On Tue, 26 Oct 2004 11:48:33 -0700, Michael McGrady
<[EMAIL PROTECTED]> wrote:
> Niall Pemberton wrote:
> 
> >OK Craig didn't say it was "JSF only" - but that was my interpretation of
> >the likely direction.
> >
> >He said "The interface as currently defined is not dependent on JSF" but
> >then went on to say that JSF already solves a whole load of the view tier
> >issues and re-inventing them outside JSF is "...not an effort I'm interested
> >in actually doing, and IMHO it would needlessly complicate the overall
> >architecture -- but it's technically feasible."
> >
> >Niall
> >
> 
> My understanding is that the interfaces will be optimized to a JSF
> "emphasis" but amenable to and sensitive to any other options nuts like
> myself might want to code.  Is that right, Craig?
> 

Let's look at this from a variety of perspectives:

* The proposed Struts Core doesn't contain or use any
  JSF components -- it presumes the use of the infrastructure
  stuff (managed beans, expressions, navigation mapping,
  as well as the basic request processing lifecycle)
  that is darned useful, and would have to be reinvented
  by any non-JSF-based implementation anyway.

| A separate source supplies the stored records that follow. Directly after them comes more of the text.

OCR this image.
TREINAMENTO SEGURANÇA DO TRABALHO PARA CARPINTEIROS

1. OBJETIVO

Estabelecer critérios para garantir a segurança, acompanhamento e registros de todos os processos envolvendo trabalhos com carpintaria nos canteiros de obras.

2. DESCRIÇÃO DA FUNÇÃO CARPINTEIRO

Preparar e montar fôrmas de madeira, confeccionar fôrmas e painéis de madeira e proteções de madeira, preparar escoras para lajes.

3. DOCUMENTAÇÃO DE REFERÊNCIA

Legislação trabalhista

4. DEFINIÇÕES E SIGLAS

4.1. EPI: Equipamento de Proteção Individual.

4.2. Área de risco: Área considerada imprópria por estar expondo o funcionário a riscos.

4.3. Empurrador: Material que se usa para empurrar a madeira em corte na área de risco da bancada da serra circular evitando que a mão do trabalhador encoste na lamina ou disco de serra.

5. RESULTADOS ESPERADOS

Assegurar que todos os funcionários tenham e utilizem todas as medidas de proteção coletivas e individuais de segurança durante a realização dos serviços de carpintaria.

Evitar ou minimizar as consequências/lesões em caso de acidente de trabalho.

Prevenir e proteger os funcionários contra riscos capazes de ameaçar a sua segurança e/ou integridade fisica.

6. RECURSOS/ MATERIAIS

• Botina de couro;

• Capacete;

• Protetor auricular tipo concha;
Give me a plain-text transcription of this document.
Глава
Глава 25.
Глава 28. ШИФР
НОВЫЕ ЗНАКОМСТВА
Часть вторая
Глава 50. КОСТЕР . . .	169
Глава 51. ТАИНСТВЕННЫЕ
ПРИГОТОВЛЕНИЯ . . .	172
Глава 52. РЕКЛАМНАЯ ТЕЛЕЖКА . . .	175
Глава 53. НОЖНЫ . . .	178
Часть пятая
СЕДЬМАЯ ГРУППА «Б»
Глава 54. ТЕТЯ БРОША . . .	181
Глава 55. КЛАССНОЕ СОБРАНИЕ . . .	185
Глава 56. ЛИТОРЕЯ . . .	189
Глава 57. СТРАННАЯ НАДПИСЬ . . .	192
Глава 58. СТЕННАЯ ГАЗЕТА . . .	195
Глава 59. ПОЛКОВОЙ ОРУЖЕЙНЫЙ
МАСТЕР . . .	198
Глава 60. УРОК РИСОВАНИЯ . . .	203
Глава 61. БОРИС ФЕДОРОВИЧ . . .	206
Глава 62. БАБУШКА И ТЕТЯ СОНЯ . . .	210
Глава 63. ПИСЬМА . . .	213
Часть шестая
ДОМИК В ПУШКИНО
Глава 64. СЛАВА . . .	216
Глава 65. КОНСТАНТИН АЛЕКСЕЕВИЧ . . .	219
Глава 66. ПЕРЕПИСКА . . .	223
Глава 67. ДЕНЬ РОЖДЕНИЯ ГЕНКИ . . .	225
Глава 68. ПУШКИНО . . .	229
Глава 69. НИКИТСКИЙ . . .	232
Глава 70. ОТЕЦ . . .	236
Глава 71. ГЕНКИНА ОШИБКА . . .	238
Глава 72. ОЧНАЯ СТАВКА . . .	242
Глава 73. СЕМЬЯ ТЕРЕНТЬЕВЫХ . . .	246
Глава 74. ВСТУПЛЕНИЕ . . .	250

* JSF itself is bound to JSP substantially less than Struts is,
  even though a JSF implementation is required to support JSP.
  For example, if you like Tapestry's approach of a separate
  HTML file containing markup with id attributes that correspond
  to a component tree, that's a very straightforward thing to
  implement -- indeed, Hans Bergsten's book gets you about
  80% of the way there.  Or, if you want to output WML or SVG
  instead of HTML ... that's nothing the controller need concern
  itself with -- just pick the correct JSF renderers.

* The same thing could be done for any other templating
  technology that has some way to establish the data bindings
  (Velocity macros, for example) and is accessible via
  RequestDispatcher.forward() or a programmatic interface
  to actually do the rendering.

    I'd be OK with having a subproject lying around
    that implemented one or more of these adapters
    for view tier technologies; I can provide design
    assistance but not much in the way of development
    help due to time constraints.

* That being said, JSF goes far beyond just using templates,
  because it provides a sophisticated component model (so
  you can build things like tree controls and scrollable tables)
  and an event model optimized for component oriented development.
  Choosing a templating technology which forces you to give that
  up seems to me a sub-optimal choice.  But it could be done,
  if we're willing to simulate the controller-level parts of JSF.

* Even if the core controller part of Struts was JSF-agnostic
  (except for an implementation of the APIs based on it),
  you still can't write an application on top of this without committing
  to a choice in view tier technology.  The more stuff like how
  validation errors are propogated that we have to abstract in
  order to be JSF-agnostic, the more complicated we make
  the architecture; and the more code we have to wrte and fix
  and document and test.

* JSF is going to be part of J2EE 5.0 anyway, so rumors of its
  imminent demise are not credible :-).

* Indeed, Apache is currently incubating an open source
  implementation (http://incubator.apache.org/projects/myfaces.html)
  that will, naturally enough, be Apache licensed and suitable
  for distribution (once it passes the compatibility tests).

* Finally, there's a "marketing" viewpoint :-).  The world has changed
  since Struts was first developed, and there's so many frameworks
  out there that people get laughed at on TheServerSide etc. for
  creating YAWAF (yet another web application framework).  Without
  some distinguishing characteristic, what (besides the "Struts"
  name) would we bring to the table that all the other non-JSF-specific
  frameworks already do?

My personal itch is to not have to build everything from scratch --
its to build on the JSF request processing lifecycle, without
committing you to any particular view tier templating approach.  Doing
more work than that is ... more work.